|
|
|
|
|
by d4l3k
3866 days ago
|
|
Yeah, a lot of what you're saying I agree with. In the several months since I wrote that I've changed my mind on a lot of things. The new design uses a sharded architecture (on hash of topic id) with nodes having a specific keyspace. This makes it much more robust and allows for actual consistency. Since all data will be treated equally, there will no longer be a penalty for less used data. The main reason I originally thought that less used data should be penalized, is that it takes up a lot of resources for things that aren't used by the majority of users. However, that's a hard thing to track and makes it difficult to propagate inserts. As for triples vs property graphs, they're functionally equivalent.
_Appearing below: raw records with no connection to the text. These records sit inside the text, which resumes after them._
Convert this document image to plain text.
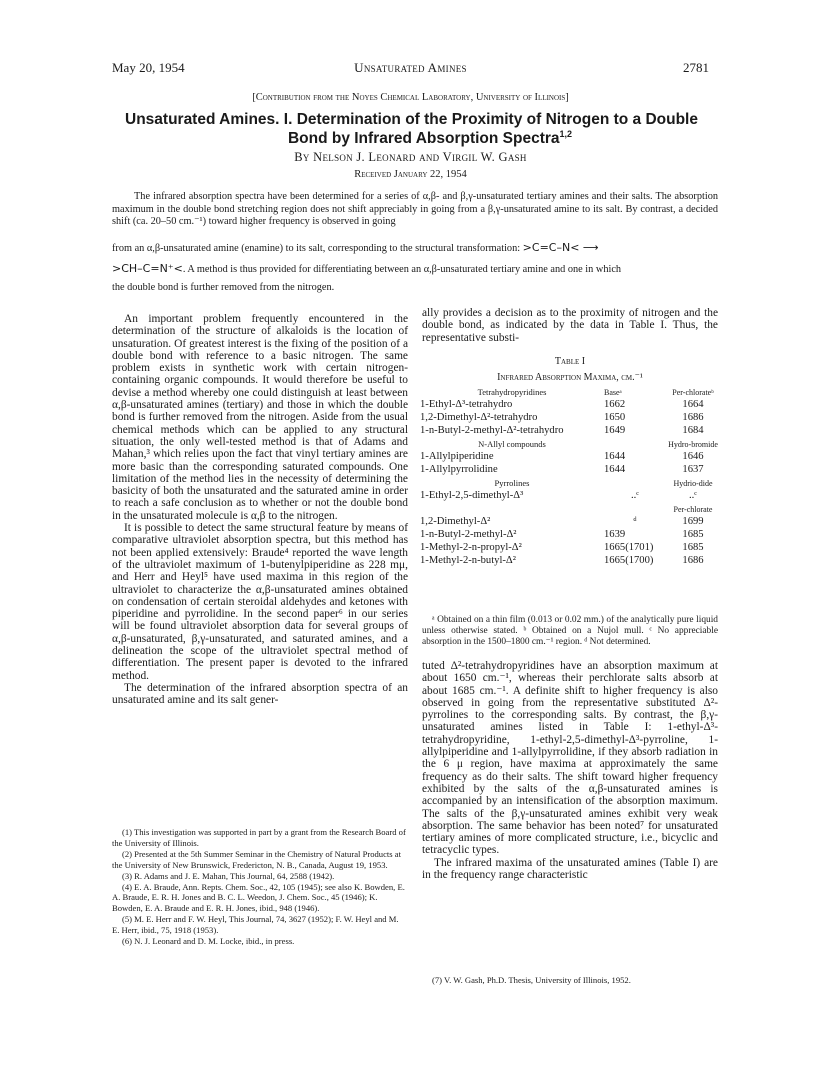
May 20, 1954	Unsaturated Amines	2781
[Contribution from the Noyes Chemical Laboratory, University of Illinois]
Unsaturated Amines. I. Determination of the Proximity of Nitrogen to a Double
Bond by Infrared Absorption Spectra$^{1,2}$
By Nelson J. Leonard and Virgil W. Gash
Received January 22, 1954
The infrared absorption spectra have been determined for a series of α,β- and β,γ-unsaturated tertiary amines and their salts. The absorption maximum in the double bond stretching region does not shift appreciably in going from a β,γ-unsaturated amine to its salt. By contrast, a decided shift (ca. 20–50 cm.⁻¹) toward higher frequency is observed in going
from an α,β-unsaturated amine (enamine) to its salt, corresponding to the structural transformation: >C=C–N< ⟶
>CH–C=N⁺<. A method is thus provided for differentiating between an α,β-unsaturated tertiary amine and one in which
the double bond is further removed from the nitrogen.

An important problem frequently encountered in the determination of the structure of alkaloids is the location of unsaturation. Of greatest interest is the fixing of the position of a double bond with reference to a basic nitrogen. The same problem exists in synthetic work with certain nitrogen-containing organic compounds. It would therefore be useful to devise a method whereby one could distinguish at least between α,β-unsaturated amines (tertiary) and those in which the double bond is further removed from the nitrogen. Aside from the usual chemical methods which can be applied to any structural situation, the only well-tested method is that of Adams and Mahan,³ which relies upon the fact that vinyl tertiary amines are more basic than the corresponding saturated compounds. One limitation of the method lies in the necessity of determining the basicity of both the unsaturated and the saturated amine in order to reach a safe conclusion as to whether or not the double bond in the unsaturated molecule is α,β to the nitrogen.

It is possible to detect the same structural feature by means of comparative ultraviolet absorption spectra, but this method has not been applied extensively: Braude⁴ reported the wave length of the ultraviolet maximum of 1-butenylpiperidine as 228 mμ, and Herr and Heyl⁵ have used maxima in this region of the ultraviolet to characterize the α,β-unsaturated amines obtained on condensation of certain steroidal aldehydes and ketones with piperidine and pyrrolidine. In the second paper⁶ in our series will be found ultraviolet absorption data for several groups of α,β-unsaturated, β,γ-unsaturated, and saturated amines, and a delineation the scope of the ultraviolet spectral method of differentiation. The present paper is devoted to the infrared method.

The determination of the infrared absorption spectra of an unsaturated amine and its salt gener-

ally provides a decision as to the proximity of nitrogen and the double bond, as indicated by the data in Table I. Thus, the representative substi-

Table I
Infrared Absorption Maxima, cm.⁻¹
Tetrahydropyridines	Baseᵃ	Per-chlorateᵇ
1-Ethyl-Δ³-tetrahydro	1662	1664
1,2-Dimethyl-Δ²-tetrahydro	1650	1686
1-n-Butyl-2-methyl-Δ²-tetrahydro	1649	1684
N-Allyl compounds		Hydro-bromide
1-Allylpiperidine	1644	1646
1-Allylpyrrolidine	1644	1637
Pyrrolines		Hydrio-dide
1-Ethyl-2,5-dimethyl-Δ³	..ᶜ	..ᶜ
		Per-chlorate
1,2-Dimethyl-Δ²	ᵈ	1699
1-n-Butyl-2-methyl-Δ²	1639	1685
1-Methyl-2-n-propyl-Δ²	1665(1701)	1685
1-Methyl-2-n-butyl-Δ²	1665(1700)	1686
ᵃ Obtained on a thin film (0.013 or 0.02 mm.) of the analytically pure liquid unless otherwise stated. ᵇ Obtained on a Nujol mull. ᶜ No appreciable absorption in the 1500–1800 cm.⁻¹ region. ᵈ Not determined.

tuted Δ²-tetrahydropyridines have an absorption maximum at about 1650 cm.⁻¹, whereas their perchlorate salts absorb at about 1685 cm.⁻¹. A definite shift to higher frequency is also observed in going from the representative substituted Δ²-pyrrolines to the corresponding salts. By contrast, the β,γ-unsaturated amines listed in Table I: 1-ethyl-Δ³-tetrahydropyridine, 1-ethyl-2,5-dimethyl-Δ³-pyrroline, 1-allylpiperidine and 1-allylpyrrolidine, if they absorb radiation in the 6 μ region, have maxima at approximately the same frequency as do their salts. The shift toward higher frequency exhibited by the salts of the α,β-unsaturated amines is accompanied by an intensification of the absorption maximum. The salts of the β,γ-unsaturated amines exhibit very weak absorption. The same behavior has been noted⁷ for unsaturated tertiary amines of more complicated structure, i.e., bicyclic and tetracyclic types.

The infrared maxima of the unsaturated amines (Table I) are in the frequency range characteristic

(1) This investigation was supported in part by a grant from the Research Board of the University of Illinois.
(2) Presented at the 5th Summer Seminar in the Chemistry of Natural Products at the University of New Brunswick, Fredericton, N. B., Canada, August 19, 1953.
(3) R. Adams and J. E. Mahan, This Journal, 64, 2588 (1942).
(4) E. A. Braude, Ann. Repts. Chem. Soc., 42, 105 (1945); see also K. Bowden, E. A. Braude, E. R. H. Jones and B. C. L. Weedon, J. Chem. Soc., 45 (1946); K. Bowden, E. A. Braude and E. R. H. Jones, ibid., 948 (1946).
(5) M. E. Herr and F. W. Heyl, This Journal, 74, 3627 (1952); F. W. Heyl and M. E. Herr, ibid., 75, 1918 (1953).
(6) N. J. Leonard and D. M. Locke, ibid., in press.
(7) V. W. Gash, Ph.D. Thesis, University of Illinois, 1952.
I'm using triples because they've been shown to work quite well at scale such as Google's massive Knowledge Graph. |
|
In the SPARQL world that is actually quite interesting as different systems have very different data layouts while maintaining the same basic query language.
Comparing to the top post. I think triple systems are much more scalable than Neo4J even if not as popular. There are a few triple systems with a trillion node benchmarks. Even more with a 100 billion plus. Neo4J has at most ~34 billion relationships, and no more than 274 billion triples. Those are hard limits per current Neo4J documentation. But I have not heard of any Neo4j systems in production at that scale. While I know of at least one SPARQL system that is running with 4 trillion edges (http://allegrograph.blogspot.ch/2015/11/allegrograph-news-no...).